This award provides support for the Doctoral workshop and grand challenge forum to be conducted in conjunction with the ACM International Conference on Distributed Event-Based Systems conference (DEBS 2013). The 7th conference of DEBS is held at the University of Texas at Arlington, June 29th -- July 3rd 2013. The event-based paradigm has gathered momentum as witnessed by current efforts in areas such as event-driven architectures, big data systems, the internet of things, complex event processing, publish/subscribe systems, business process management, grid computing, web services, information dissemination, stream processing, and message-oriented middleware.

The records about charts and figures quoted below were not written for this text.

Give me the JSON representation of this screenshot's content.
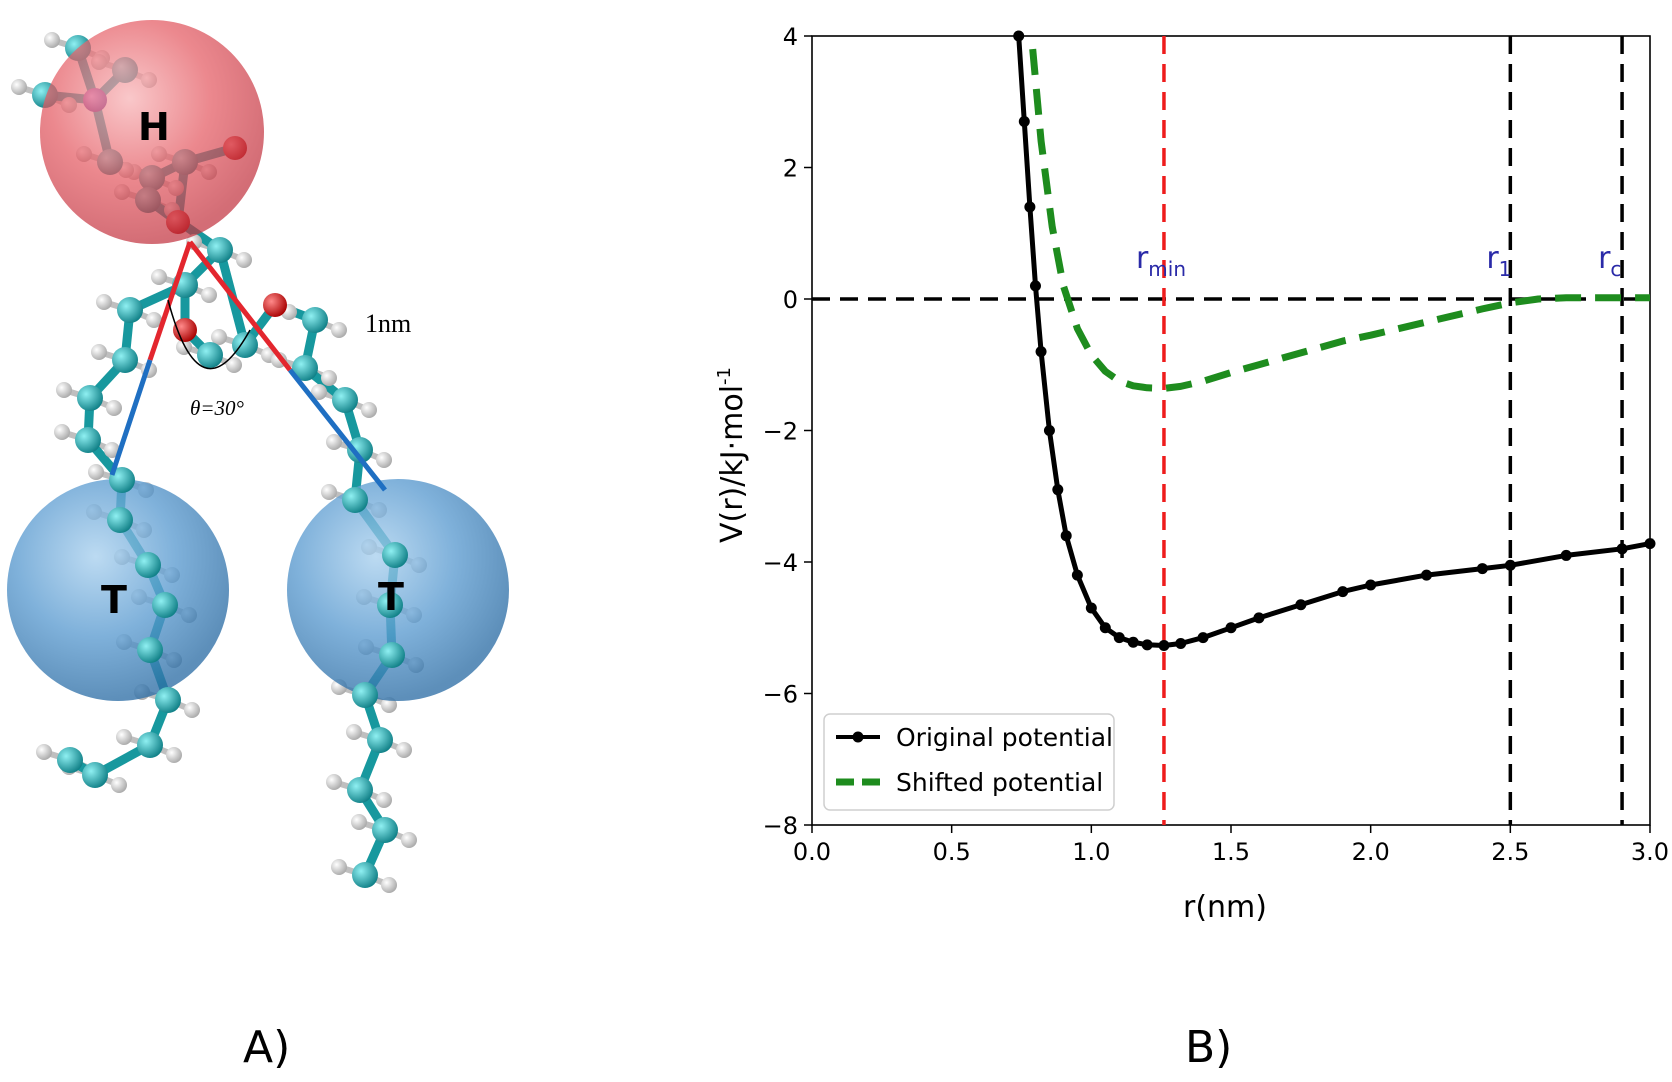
{
  "panel_a": {
    "label": "A)",
    "head_label": "H",
    "tail_labels": [
      "T",
      "T"
    ],
    "distance_label": "1nm",
    "angle_label": "θ=30°",
    "colors": {
      "head_bead": "#e0454f",
      "tail_bead": "#3d86c0",
      "bond_red": "#e3262e",
      "bond_blue": "#1f6fc2",
      "carbon": "#1aa3a8",
      "oxygen": "#d40000",
      "phosphorus": "#7a1fa2",
      "hydrogen": "#e8e8e8"
    }
  },
  "panel_b": {
    "label": "B)",
    "markers": [
      {
        "text": "r",
        "sub": "min",
        "x": 1.26
      },
      {
        "text": "r",
        "sub": "1",
        "x": 2.5
      },
      {
        "text": "r",
        "sub": "c",
        "x": 2.9
      }
    ]
  },
  "chart_data": {
    "type": "line",
    "xlabel": "r(nm)",
    "ylabel": "V(r)/kJ·mol",
    "ylabel_sup": "-1",
    "xlim": [
      0.0,
      3.0
    ],
    "ylim": [
      -8,
      4
    ],
    "xticks": [
      0.0,
      0.5,
      1.0,
      1.5,
      2.0,
      2.5,
      3.0
    ],
    "xtick_labels": [
      "0.0",
      "0.5",
      "1.0",
      "1.5",
      "2.0",
      "2.5",
      "3.0"
    ],
    "yticks": [
      -8,
      -6,
      -4,
      -2,
      0,
      2,
      4
    ],
    "ytick_labels": [
      "−8",
      "−6",
      "−4",
      "−2",
      "0",
      "2",
      "4"
    ],
    "grid": false,
    "legend_position": "bottom-left",
    "vlines": [
      {
        "x": 1.26,
        "color": "#ee1c1c"
      },
      {
        "x": 2.5,
        "color": "#000000"
      },
      {
        "x": 2.9,
        "color": "#000000"
      }
    ],
    "hlines": [
      {
        "y": 0,
        "color": "#000000"
      }
    ],
    "series": [
      {
        "name": "Original potential",
        "color": "#000000",
        "style": "solid-markers",
        "x": [
          0.74,
          0.76,
          0.78,
          0.8,
          0.82,
          0.85,
          0.88,
          0.91,
          0.95,
          1.0,
          1.05,
          1.1,
          1.15,
          1.2,
          1.26,
          1.32,
          1.4,
          1.5,
          1.6,
          1.75,
          1.9,
          2.0,
          2.2,
          2.4,
          2.5,
          2.7,
          2.9,
          3.0
        ],
        "y": [
          4.0,
          2.7,
          1.4,
          0.2,
          -0.8,
          -2.0,
          -2.9,
          -3.6,
          -4.2,
          -4.7,
          -5.0,
          -5.15,
          -5.22,
          -5.26,
          -5.27,
          -5.24,
          -5.15,
          -5.0,
          -4.85,
          -4.65,
          -4.45,
          -4.35,
          -4.2,
          -4.1,
          -4.05,
          -3.9,
          -3.8,
          -3.72
        ]
      },
      {
        "name": "Shifted potential",
        "color": "#1e8c1e",
        "style": "dashed",
        "x": [
          0.79,
          0.82,
          0.86,
          0.9,
          0.95,
          1.0,
          1.05,
          1.1,
          1.15,
          1.2,
          1.26,
          1.32,
          1.4,
          1.5,
          1.6,
          1.75,
          1.9,
          2.0,
          2.2,
          2.4,
          2.5,
          2.6,
          2.7,
          2.8,
          2.9,
          3.0
        ],
        "y": [
          3.8,
          2.4,
          1.1,
          0.2,
          -0.45,
          -0.85,
          -1.1,
          -1.25,
          -1.32,
          -1.35,
          -1.36,
          -1.33,
          -1.25,
          -1.12,
          -1.0,
          -0.82,
          -0.64,
          -0.55,
          -0.35,
          -0.15,
          -0.06,
          0.0,
          0.02,
          0.02,
          0.02,
          0.02
        ]
      }
    ]
  }
}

The DEBS conference brings together students, researchers and practitioners from these diverse communities to share their views and reach a common understanding of current research work and open challenges. The conference also provides a forum for facilitating the exchange of ideas between academia and industry. The ACM DEBS proceedings are published by ACM.
The grant provides partial travel expenses for about 12 U.S.-based students presenting their research in the doctoral workshop and participating in the grand challenge activity. Participation in DBES 2013 provides the opportunity to students to learn about cutting edge research in the area of distributed event-based systems and to interact with experts in the top stream and event-based systems conference. The conference will provide an opportunity to students to present their on-going research, as well as obtain objective feedback on their presentation. DEBS offers an environment for training and developing the future generation of academics, and personnel with appropriate skills needed for the industry, as well as enhancing the participation of underrepresented students in event-based research. A strong representation of U.S.-based graduate students at the DEBS 2013 conference is useful in maintaining U.S. competitiveness in this field of research. The student travel stipend recipients will be announced at the ACM DEBS 2013 conference website (www.orgs.ttu.edu/debs2013).
The purpose of this project was to provide opportunity for students to learn about cutting edge research in the area of distributed event-based systems and to interact with experts in the top event-based systems conference. The Doctoral workshop would provide an opportunity for them to articulate their research, obtain objective/useful feedback from domain experts, and hone presentation and communication skills. A strong representation of U.S.-based graduate students at the DEBS 2013 conference is useful in maintaining U.S. competitiveness in this field of research. Six (6) students were funded on this project to attend the DEBS 13 conference and the doctoral workshop. Four of them presented their research at the doctoral workshop and obtained extensive feedback. Twenty one people attended the doctoral workshop. THese students also attended the rest of the conference. Two students presented paper or poster at the workshop and attended the doctoral workshop as well as the conference. The survey by the students clearly indicate that they benefited from attending this conference by: i) getting feedback on their reserach, ii) able to interact with faculty, students, and industry participants, iii) learning how to improve their communication skills, and iv) a better understanding of the area and the reserach that is ongoing.